The co-worker explained that, in order to master something, you have to work at it diligently for 10,000 hours.
This can apply to anything in life: teaching, dance, golf, cleaning the bathtub and ... WRITING, of course!
This is so applicable to writers, I almost jumped out of my skin with excitement. Because it puts all our hard work in perspective -- why we can't just pick up a pen and write the next, great international best seller (or most of us can't, anyway ... and even if we do, it doesn't mean we mastered writing, it just means we stumbled upon some crazy good luck).
I tried to figure out how long I'd been writing. I really have no idea, of course, but I've been consistent about it over the last five/six years. And of course there were all the books I wrote as a teenager (*cough*), which have to count for something (even if they were crap). I don't have those hours logged, but in high school I regularly stayed home from hanging out with my friends so I could write. (I know. Geek alert.)
To get a handle on this, if you write every single day of the year for two hours a day, you will log your 10,000th hour in about thirteen years. THIRTEEN YEARS!
This illustrates perfectly that, even with talent, there's no replacement for butt-in-chair, good, hard work.

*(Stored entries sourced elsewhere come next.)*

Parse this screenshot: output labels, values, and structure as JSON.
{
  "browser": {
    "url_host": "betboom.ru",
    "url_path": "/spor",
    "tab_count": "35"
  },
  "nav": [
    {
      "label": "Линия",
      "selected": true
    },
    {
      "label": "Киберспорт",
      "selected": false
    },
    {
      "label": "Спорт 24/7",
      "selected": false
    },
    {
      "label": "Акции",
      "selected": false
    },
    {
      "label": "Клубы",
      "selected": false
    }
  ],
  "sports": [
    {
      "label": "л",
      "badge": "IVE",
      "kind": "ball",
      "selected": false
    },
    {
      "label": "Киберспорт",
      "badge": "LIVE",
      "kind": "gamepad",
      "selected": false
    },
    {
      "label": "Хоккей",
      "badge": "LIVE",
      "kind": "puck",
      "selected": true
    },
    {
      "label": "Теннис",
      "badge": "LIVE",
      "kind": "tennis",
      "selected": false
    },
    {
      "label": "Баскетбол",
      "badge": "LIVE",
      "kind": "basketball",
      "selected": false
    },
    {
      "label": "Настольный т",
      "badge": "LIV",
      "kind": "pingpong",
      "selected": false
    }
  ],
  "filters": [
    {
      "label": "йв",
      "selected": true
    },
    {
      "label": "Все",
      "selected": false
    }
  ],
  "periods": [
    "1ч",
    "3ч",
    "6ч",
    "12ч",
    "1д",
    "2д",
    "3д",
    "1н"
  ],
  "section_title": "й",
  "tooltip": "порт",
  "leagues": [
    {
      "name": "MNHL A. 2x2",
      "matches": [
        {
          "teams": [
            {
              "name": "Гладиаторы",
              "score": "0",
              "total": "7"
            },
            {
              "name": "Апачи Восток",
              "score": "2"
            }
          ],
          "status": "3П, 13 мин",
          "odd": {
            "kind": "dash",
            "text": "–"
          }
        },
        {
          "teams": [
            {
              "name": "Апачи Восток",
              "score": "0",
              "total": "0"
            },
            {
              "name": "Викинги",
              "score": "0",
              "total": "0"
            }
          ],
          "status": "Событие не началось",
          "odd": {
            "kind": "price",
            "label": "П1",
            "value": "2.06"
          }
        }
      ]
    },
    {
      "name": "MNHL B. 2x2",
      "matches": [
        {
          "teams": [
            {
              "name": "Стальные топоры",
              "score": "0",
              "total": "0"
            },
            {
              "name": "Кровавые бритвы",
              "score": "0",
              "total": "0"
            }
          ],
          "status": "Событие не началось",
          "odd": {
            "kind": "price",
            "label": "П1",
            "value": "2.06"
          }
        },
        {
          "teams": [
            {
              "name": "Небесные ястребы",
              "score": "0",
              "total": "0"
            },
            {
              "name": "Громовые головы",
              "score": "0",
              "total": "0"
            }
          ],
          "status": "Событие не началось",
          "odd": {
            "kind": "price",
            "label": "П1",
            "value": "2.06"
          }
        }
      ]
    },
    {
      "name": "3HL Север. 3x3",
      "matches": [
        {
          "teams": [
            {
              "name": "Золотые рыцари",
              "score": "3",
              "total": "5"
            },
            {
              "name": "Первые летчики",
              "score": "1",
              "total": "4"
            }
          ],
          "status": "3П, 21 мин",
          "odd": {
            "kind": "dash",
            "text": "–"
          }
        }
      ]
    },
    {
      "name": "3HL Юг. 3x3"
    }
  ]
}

A quick Google search led me to this article on the National Geographic website, which describes Malcolm Gladwell's book OUTLIERS, the source of this theory. There's a really cool visual on that page, too, with graphs, which you won't want to miss. Believe me. (Plus, some tips on cheating the rule!)
So the next time you're feeling discouraged, keep plugging away, because every hour you write brings you that much closer to MASTERY.
Have you mastered something? How many hours do you estimate you've spent writing?